Despite burning lungs and aching legs Giulio had to smile as Raffaele shot past him. No one could say his partner wasn’t competitive. They’d trailed Jorge Ocampo and Anna Jagiellon through Trastevere, getting enough confirmation on the photos they were showing to determine that, though not together, both were heading up the Janiculum Hill. Giulio had already sent a car to the top, but because there were places to turn off before you got there, Giulio had decided he and Raffaele would follow.
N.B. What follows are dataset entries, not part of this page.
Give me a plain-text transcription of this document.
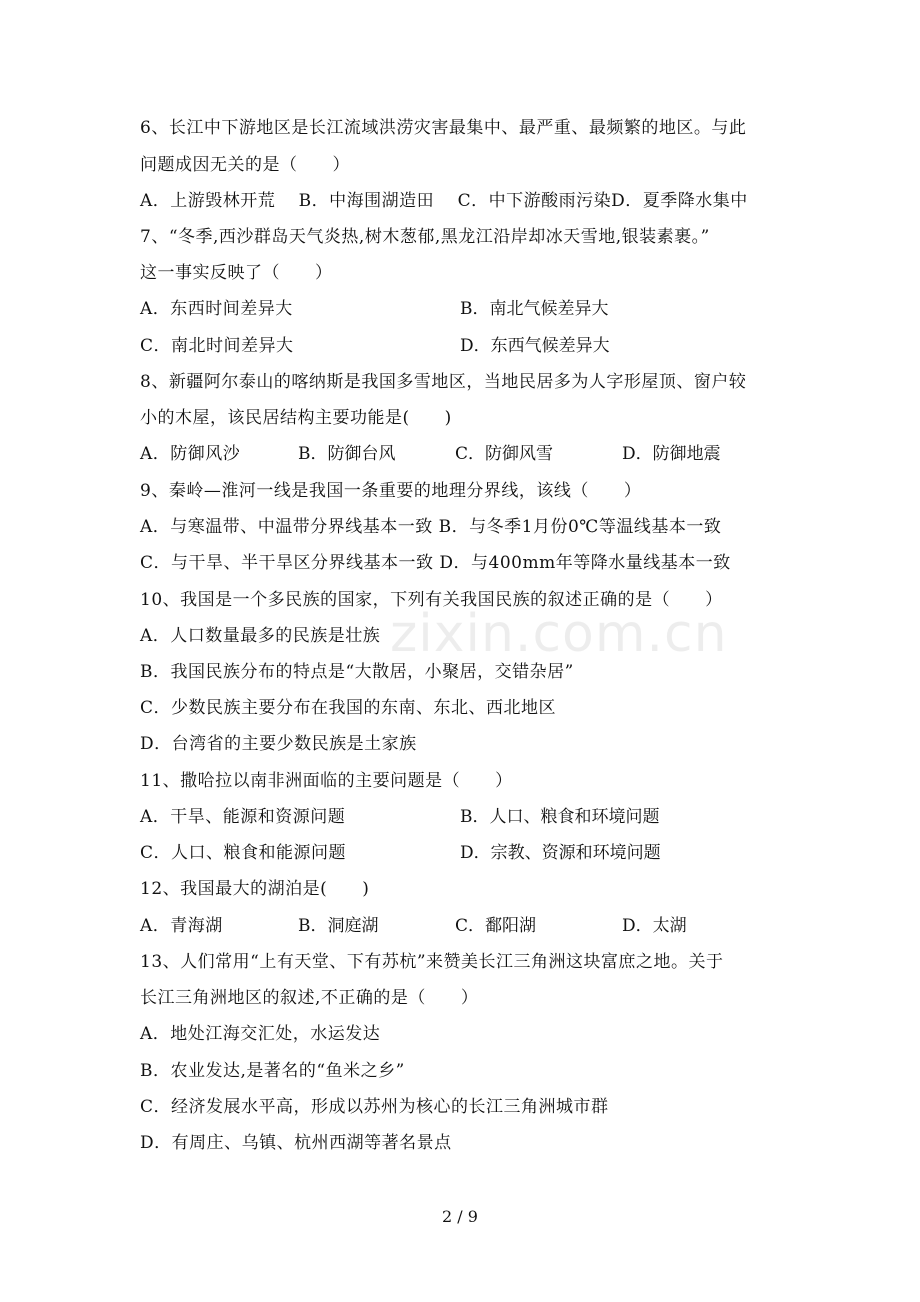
zixin.com.cn
6、长江中下游地区是长江流域洪涝灾害最集中、最严重、最频繁的地区。与此
问题成因无关的是（　　）
A．上游毁林开荒　 B．中海围湖造田　 C．中下游酸雨污染D．夏季降水集中
7、“冬季,西沙群岛天气炎热,树木葱郁,黑龙江沿岸却冰天雪地,银装素裹。”
这一事实反映了（　　）
A．东西时间差异大	B．南北气候差异大
C．南北时间差异大	D．东西气候差异大
8、新疆阿尔泰山的喀纳斯是我国多雪地区，当地民居多为人字形屋顶、窗户较
小的木屋，该民居结构主要功能是(　　)
A．防御风沙	B．防御台风	C．防御风雪	D．防御地震
9、秦岭—淮河一线是我国一条重要的地理分界线，该线（　　）
A．与寒温带、中温带分界线基本一致 B．与冬季1月份0℃等温线基本一致
C．与干旱、半干旱区分界线基本一致 D．与400mm年等降水量线基本一致
10、我国是一个多民族的国家，下列有关我国民族的叙述正确的是（　　）
A．人口数量最多的民族是壮族
B．我国民族分布的特点是“大散居，小聚居，交错杂居”
C．少数民族主要分布在我国的东南、东北、西北地区
D．台湾省的主要少数民族是土家族
11、撒哈拉以南非洲面临的主要问题是（　　）
A．干旱、能源和资源问题	B．人口、粮食和环境问题
C．人口、粮食和能源问题	D．宗教、资源和环境问题
12、我国最大的湖泊是(　　)
A．青海湖	B．洞庭湖	C．鄱阳湖	D．太湖
13、人们常用“上有天堂、下有苏杭”来赞美长江三角洲这块富庶之地。关于
长江三角洲地区的叙述,不正确的是（　　）
A．地处江海交汇处，水运发达
B．农业发达,是著名的“鱼米之乡”
C．经济发展水平高，形成以苏州为核心的长江三角洲城市群
D．有周庄、乌镇、杭州西湖等著名景点
2 / 9
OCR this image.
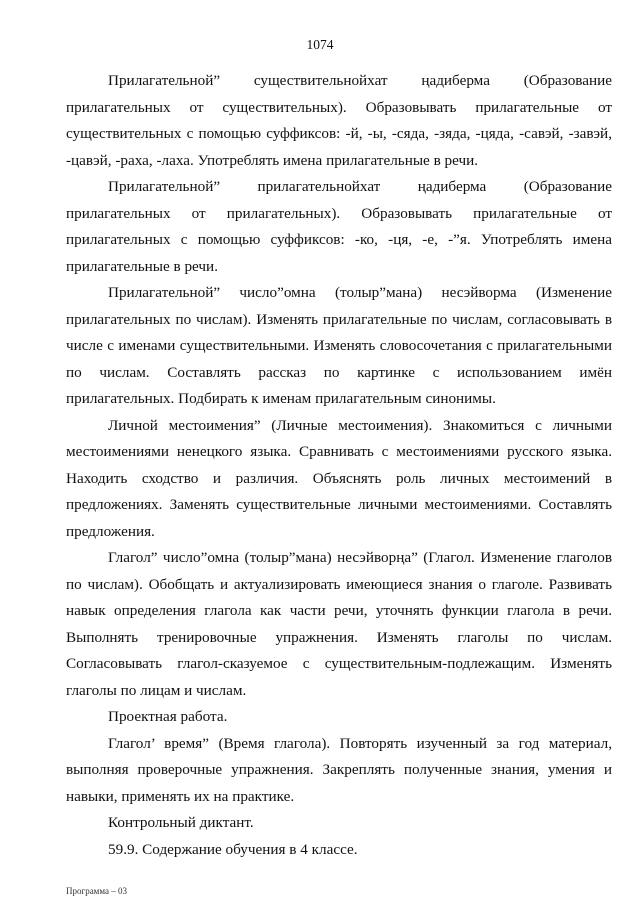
1074

Прилагательной” существительнойхат ңадиберма (Образование прилагательных от существительных). Образовывать прилагательные от существительных с помощью суффиксов: -й, -ы, -сяда, -зяда, -цяда, -савэй, -завэй, -цавэй, -раха, -лаха. Употреблять имена прилагательные в речи.

Прилагательной” прилагательнойхат ңадиберма (Образование прилагательных от прилагательных). Образовывать прилагательные от прилагательных с помощью суффиксов: -ко, -ця, -е, -”я. Употреблять имена прилагательные в речи.

Прилагательной” число”омна (толыр”мана) несэйворма (Изменение прилагательных по числам). Изменять прилагательные по числам, согласовывать в числе с именами существительными. Изменять словосочетания с прилагательными по числам. Составлять рассказ по картинке с использованием имён прилагательных. Подбирать к именам прилагательным синонимы.

Личной местоимения” (Личные местоимения). Знакомиться с личными местоимениями ненецкого языка. Сравнивать с местоимениями русского языка. Находить сходство и различия. Объяснять роль личных местоимений в предложениях. Заменять существительные личными местоимениями. Составлять предложения.

Глагол” число”омна (толыр”мана) несэйворңа” (Глагол. Изменение глаголов по числам). Обобщать и актуализировать имеющиеся знания о глаголе. Развивать навык определения глагола как части речи, уточнять функции глагола в речи. Выполнять тренировочные упражнения. Изменять глаголы по числам. Согласовывать глагол-сказуемое с существительным-подлежащим. Изменять глаголы по лицам и числам.

Проектная работа.

Глагол’ время” (Время глагола). Повторять изученный за год материал, выполняя проверочные упражнения. Закреплять полученные знания, умения и навыки, применять их на практике.

Контрольный диктант.

59.9. Содержание обучения в 4 классе.

Программа – 03
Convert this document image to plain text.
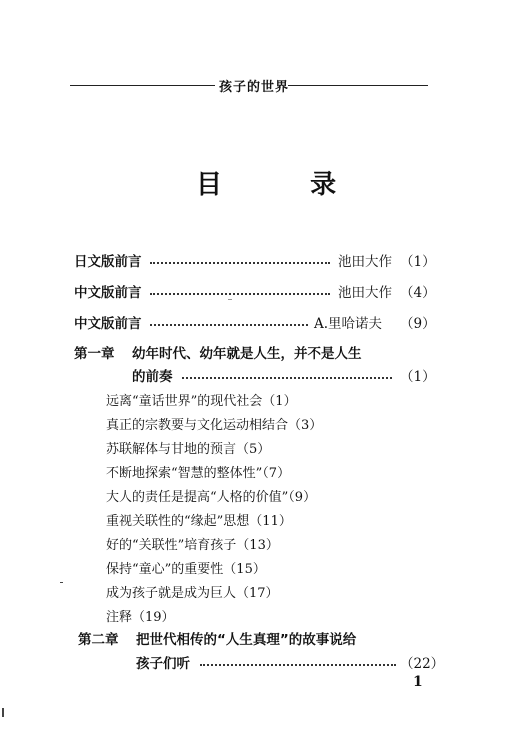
孩子的世界
目	录
日文版前言	池田大作 （1）
中文版前言	池田大作 （4）
中文版前言	A.里哈诺夫 （9）
第一章 幼年时代、幼年就是人生，并不是人生
的前奏	（1）
远离“童话世界”的现代社会（1）
真正的宗教要与文化运动相结合（3）
苏联解体与甘地的预言（5）
不断地探索“智慧的整体性”（7）
大人的责任是提高“人格的价值”（9）
重视关联性的“缘起”思想（11）
好的“关联性”培育孩子（13）
保持“童心”的重要性（15）
成为孩子就是成为巨人（17）
注释（19）
第二章 把世代相传的“人生真理”的故事说给
孩子们听	（22）
1
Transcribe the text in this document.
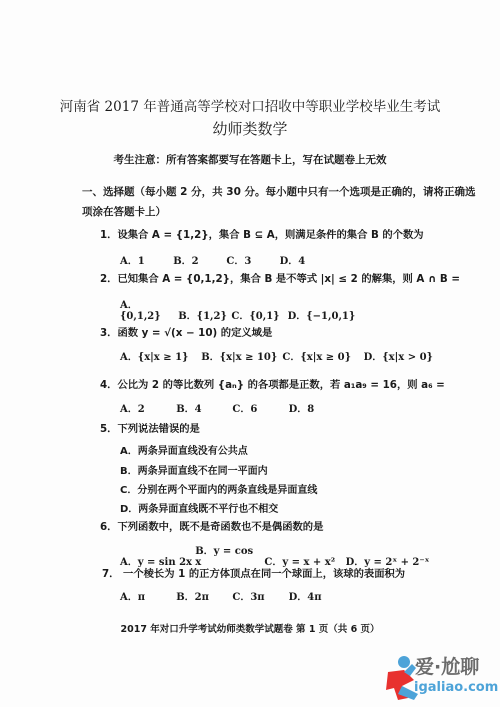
河南省 2017 年普通高等学校对口招收中等职业学校毕业生考试
幼师类数学
考生注意：所有答案都要写在答题卡上，写在试题卷上无效
一、选择题（每小题 2 分，共 30 分。每小题中只有一个选项是正确的，请将正确选
项涂在答题卡上）
1．设集合 A = {1,2}，集合 B ⊆ A，则满足条件的集合 B 的个数为
A．1	B．2	C．3	D．4
2．已知集合 A = {0,1,2}，集合 B 是不等式 |x| ≤ 2 的解集，则 A ∩ B =
A．{0,1,2} B．{1,2} C．{0,1} D．{−1,0,1}
3．函数 y = √(x − 10) 的定义域是
A．{x|x ≥ 1} B．{x|x ≥ 10} C．{x|x ≥ 0} D．{x|x > 0}
4．公比为 2 的等比数列 {aₙ} 的各项都是正数，若 a₁a₉ = 16，则 a₆ =
A．2	B．4	C．6	D．8
5．下列说法错误的是
A．两条异面直线没有公共点
B．两条异面直线不在同一平面内
C．分别在两个平面内的两条直线是异面直线
D．两条异面直线既不平行也不相交
6．下列函数中，既不是奇函数也不是偶函数的是
A．y = sin 2x B．y = cos x	C．y = x + x² D．y = 2ˣ + 2⁻ˣ
7． 一个棱长为 1 的正方体顶点在同一个球面上，该球的表面积为
A．π	B．2π C．3π D．4π
2017 年对口升学考试幼师类数学试题卷 第 1 页（共 6 页）
爱·尬聊
igaliao.com
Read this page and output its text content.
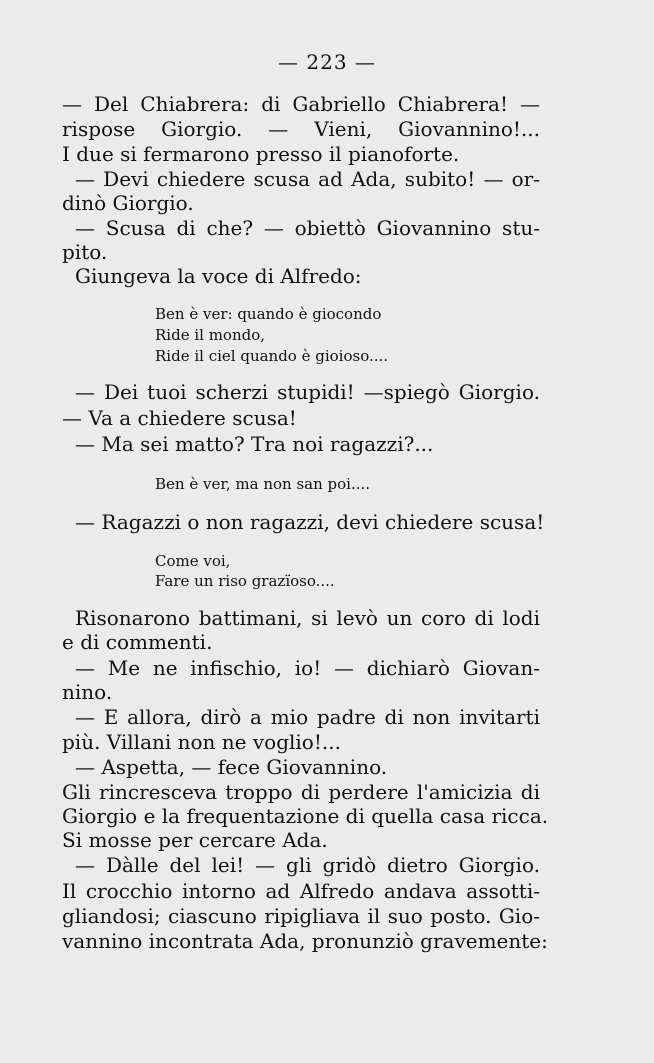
— 223 —
— Del Chiabrera: di Gabriello Chiabrera! —
rispose Giorgio. — Vieni, Giovannino!...
I due si fermarono presso il pianoforte.
— Devi chiedere scusa ad Ada, subito! — or-
dinò Giorgio.
— Scusa di che? — obiettò Giovannino stu-
pito.
Giungeva la voce di Alfredo:
Ben è ver: quando è giocondo
Ride il mondo,
Ride il ciel quando è gioioso....
— Dei tuoi scherzi stupidi! —spiegò Giorgio.
— Va a chiedere scusa!
— Ma sei matto? Tra noi ragazzi?...
Ben è ver, ma non san poi....
— Ragazzi o non ragazzi, devi chiedere scusa!
Come voi,
Fare un riso grazïoso....
Risonarono battimani, si levò un coro di lodi
e di commenti.
— Me ne infischio, io! — dichiarò Giovan-
nino.
— E allora, dirò a mio padre di non invitarti
più. Villani non ne voglio!...
— Aspetta, — fece Giovannino.
Gli rincresceva troppo di perdere l'amicizia di
Giorgio e la frequentazione di quella casa ricca.
Si mosse per cercare Ada.
— Dàlle del lei! — gli gridò dietro Giorgio.
Il crocchio intorno ad Alfredo andava assotti-
gliandosi; ciascuno ripigliava il suo posto. Gio-
vannino incontrata Ada, pronunziò gravemente:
All right, no more talk. Giulio put his head down, got a rhythm, and kept it going, afraid if he slowed he’d stop and never get started again. Step pump step pump step—
“Wait!”
That shout sounded like it came from Raffaele’s last breath. Giulio called on a reserve he hadn’t known he had and pushed on up, to come even with the sergeant. Raffaele had stopped at a place where the curve of the roadway below became visible. Panting, he pointed over the railing. Jorge Ocampo, eyes open and staring, lay in a lake of blood.
“I guess we can stop running,” Raffaele wheezed. “Or one of us can.” He grinned, then said, “I’ll go check. He may still be alive. He might be able to tell us something.”
Giulio, peering down at the broken body, clutched Raffaele’s arm as the sergeant turned to head back down the steps. “Raffaele. Don’t go near him. Go up above and stop traffic. No one comes down this road.”